Dans ce sens, la courbe de Phillips qui analyse la dynamique de l’inflation en fonction de l’activité économique, l’inflation passée et les anticipations d’inflation, a connu un léger aplatissement au Maroc durant la période post crise financière de 2008. Cet aplatissement est principalement dû à la prédominance de l’inflation importée dans la formation des prix en lien avec la persistance de la dépendance énergétique, l’accélération de l’insertion du Maroc à l’économie mondiale, la libéralisation progressive des prix des produits administrés et la réforme de la caisse de compensation.

Une inflation modérée jusqu’en 2019
Les facteurs externes, de nature désinflationniste, ont contribué à maintenir une inflation modérée jusqu’en 2019. L’étude susmentionnée renseigne que les modèles ont été estimés sur des données trimestrielles allant de 2006 à 2019 alors que la période 2020-2022 a été exclue à cause de son caractère exceptionnel qui risque d’impacter les résultats nécessitant une modélisation spécifique pour prendre en considération notamment les perturbations des chaînes de valeur mondiales et le renchérissement du coût du fret maritime. La prépondérance des facteurs externes est ainsi en ligne avec l’accélération de l’insertion du Maroc à l’économie mondiale.
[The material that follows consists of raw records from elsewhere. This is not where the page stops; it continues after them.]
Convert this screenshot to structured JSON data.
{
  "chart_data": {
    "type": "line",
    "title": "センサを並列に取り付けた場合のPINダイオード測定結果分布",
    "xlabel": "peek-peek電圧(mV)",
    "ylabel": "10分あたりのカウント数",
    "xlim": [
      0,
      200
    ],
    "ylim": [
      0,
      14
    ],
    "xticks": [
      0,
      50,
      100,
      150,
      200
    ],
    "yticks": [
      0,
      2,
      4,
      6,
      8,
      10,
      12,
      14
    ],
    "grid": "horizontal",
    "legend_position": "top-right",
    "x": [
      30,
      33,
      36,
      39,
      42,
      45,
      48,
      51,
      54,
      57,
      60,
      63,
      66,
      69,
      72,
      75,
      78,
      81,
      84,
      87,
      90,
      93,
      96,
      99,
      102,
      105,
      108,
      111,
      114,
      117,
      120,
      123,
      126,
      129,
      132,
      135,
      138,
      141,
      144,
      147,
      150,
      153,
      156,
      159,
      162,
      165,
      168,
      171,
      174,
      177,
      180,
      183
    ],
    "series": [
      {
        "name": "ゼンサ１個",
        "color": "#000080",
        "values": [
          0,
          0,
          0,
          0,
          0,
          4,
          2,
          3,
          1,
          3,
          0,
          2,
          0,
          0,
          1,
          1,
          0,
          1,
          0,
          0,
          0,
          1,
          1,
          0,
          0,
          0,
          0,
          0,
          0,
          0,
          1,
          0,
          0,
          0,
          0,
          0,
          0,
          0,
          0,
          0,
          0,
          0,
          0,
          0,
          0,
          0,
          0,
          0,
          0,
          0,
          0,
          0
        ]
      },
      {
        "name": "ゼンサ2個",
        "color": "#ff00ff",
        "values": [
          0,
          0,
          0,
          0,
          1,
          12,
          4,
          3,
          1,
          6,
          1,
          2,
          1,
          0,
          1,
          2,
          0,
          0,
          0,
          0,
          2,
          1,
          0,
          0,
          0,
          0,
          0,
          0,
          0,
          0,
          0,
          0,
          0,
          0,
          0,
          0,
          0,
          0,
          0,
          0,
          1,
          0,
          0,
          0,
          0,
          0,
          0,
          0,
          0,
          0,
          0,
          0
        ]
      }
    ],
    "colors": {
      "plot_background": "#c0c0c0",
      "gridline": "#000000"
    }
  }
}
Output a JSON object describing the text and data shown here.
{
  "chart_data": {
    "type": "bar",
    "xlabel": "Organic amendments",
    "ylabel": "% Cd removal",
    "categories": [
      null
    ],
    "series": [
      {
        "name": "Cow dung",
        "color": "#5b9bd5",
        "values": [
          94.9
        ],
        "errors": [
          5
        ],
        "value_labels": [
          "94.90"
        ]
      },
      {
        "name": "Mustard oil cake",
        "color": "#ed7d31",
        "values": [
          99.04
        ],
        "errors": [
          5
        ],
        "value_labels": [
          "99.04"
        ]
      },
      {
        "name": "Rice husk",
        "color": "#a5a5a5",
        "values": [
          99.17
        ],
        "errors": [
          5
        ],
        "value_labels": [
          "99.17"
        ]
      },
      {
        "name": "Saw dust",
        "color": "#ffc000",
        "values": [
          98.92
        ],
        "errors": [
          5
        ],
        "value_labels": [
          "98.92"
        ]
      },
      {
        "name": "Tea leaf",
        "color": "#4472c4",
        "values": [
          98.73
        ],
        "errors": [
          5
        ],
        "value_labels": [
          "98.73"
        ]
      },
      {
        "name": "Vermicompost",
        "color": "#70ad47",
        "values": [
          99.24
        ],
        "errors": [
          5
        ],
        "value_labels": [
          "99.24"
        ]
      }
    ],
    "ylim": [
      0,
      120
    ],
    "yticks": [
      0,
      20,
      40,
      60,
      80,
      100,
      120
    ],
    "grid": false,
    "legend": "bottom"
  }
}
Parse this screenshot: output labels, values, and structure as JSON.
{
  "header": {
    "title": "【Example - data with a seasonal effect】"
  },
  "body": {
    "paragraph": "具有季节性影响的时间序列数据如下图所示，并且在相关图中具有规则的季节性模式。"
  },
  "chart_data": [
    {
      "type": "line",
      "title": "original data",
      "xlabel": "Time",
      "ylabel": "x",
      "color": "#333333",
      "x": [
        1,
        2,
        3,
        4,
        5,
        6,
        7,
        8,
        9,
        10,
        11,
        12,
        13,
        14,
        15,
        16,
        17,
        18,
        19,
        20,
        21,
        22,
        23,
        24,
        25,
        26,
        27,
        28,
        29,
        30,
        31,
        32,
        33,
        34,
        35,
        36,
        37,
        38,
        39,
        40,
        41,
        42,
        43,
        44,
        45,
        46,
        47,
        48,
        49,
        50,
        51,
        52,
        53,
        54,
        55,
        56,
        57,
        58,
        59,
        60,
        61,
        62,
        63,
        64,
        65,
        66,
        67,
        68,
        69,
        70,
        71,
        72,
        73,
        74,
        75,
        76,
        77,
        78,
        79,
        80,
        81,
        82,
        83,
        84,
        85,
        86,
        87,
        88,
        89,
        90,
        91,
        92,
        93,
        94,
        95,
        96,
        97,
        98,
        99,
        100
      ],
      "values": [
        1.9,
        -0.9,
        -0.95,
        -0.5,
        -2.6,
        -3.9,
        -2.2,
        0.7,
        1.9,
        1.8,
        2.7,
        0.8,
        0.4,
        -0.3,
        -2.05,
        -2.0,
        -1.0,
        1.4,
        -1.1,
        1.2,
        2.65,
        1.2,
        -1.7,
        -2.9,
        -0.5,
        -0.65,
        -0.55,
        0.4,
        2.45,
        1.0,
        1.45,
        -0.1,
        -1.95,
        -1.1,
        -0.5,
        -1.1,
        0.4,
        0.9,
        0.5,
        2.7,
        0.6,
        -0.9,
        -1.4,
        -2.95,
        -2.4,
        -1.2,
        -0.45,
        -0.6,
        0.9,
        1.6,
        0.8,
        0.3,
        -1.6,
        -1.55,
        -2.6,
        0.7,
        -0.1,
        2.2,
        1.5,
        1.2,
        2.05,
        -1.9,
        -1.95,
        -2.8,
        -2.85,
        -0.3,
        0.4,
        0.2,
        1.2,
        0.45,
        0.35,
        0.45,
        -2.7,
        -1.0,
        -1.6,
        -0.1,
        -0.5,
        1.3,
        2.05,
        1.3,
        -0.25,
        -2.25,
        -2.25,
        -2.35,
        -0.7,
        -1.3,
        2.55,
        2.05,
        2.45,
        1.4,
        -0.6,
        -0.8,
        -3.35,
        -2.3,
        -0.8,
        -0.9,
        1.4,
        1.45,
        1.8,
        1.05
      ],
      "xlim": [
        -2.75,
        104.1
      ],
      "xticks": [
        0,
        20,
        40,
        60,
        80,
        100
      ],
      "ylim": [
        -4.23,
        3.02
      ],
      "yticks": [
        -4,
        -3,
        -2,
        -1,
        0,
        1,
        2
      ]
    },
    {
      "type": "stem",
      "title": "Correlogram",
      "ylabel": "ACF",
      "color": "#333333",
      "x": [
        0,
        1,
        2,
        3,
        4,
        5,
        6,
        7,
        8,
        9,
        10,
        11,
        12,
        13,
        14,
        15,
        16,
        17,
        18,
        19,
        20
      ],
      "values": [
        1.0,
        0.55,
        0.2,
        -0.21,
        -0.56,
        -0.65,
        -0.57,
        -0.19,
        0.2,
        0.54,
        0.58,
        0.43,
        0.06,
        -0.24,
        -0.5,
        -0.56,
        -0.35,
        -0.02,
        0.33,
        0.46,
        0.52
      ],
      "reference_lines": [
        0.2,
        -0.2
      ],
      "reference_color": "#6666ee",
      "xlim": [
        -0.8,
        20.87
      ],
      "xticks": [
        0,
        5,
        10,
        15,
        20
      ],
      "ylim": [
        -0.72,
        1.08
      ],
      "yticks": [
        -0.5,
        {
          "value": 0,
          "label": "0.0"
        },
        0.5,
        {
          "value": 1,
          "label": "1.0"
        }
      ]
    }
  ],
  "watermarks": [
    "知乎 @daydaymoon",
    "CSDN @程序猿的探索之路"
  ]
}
Cette influence s’exerce à travers différents canaux dont principalement l’ancrage du dirham sur l’euro, l’ouverture commerciale et l’assouplissement des restrictions sur les flux de capitaux. Aussi, le modèle VAR structurel avec restrictions des signes (SRVARs) a confirmé les résultats de la courbe de Phillips au vu de la prédominance des chocs d’offre domestique et d’inflation importée ainsi que la modération de l’influence des chocs de demande. Les résultats ont également mis la lumière sur la contribution significative des chocs de politique monétaire et des anticipations de l’inflation.

En dépit d’un environnement macro-financier qui reste marqué par un certain nombre de contraintes structurelles, les réformes entreprises commencent à apporter leurs effets, selon le rapport de BAM. Lesdites réformes visent à préserver la soutenabilité des équilibres budgétaires et à renforcer le rôle de la politique monétaire à travers un cadre analytique plus exhaustif et les perspectives d’adoption du ciblage d’inflation dès lors que le taux de change ne constituera plus l’ancre nominal.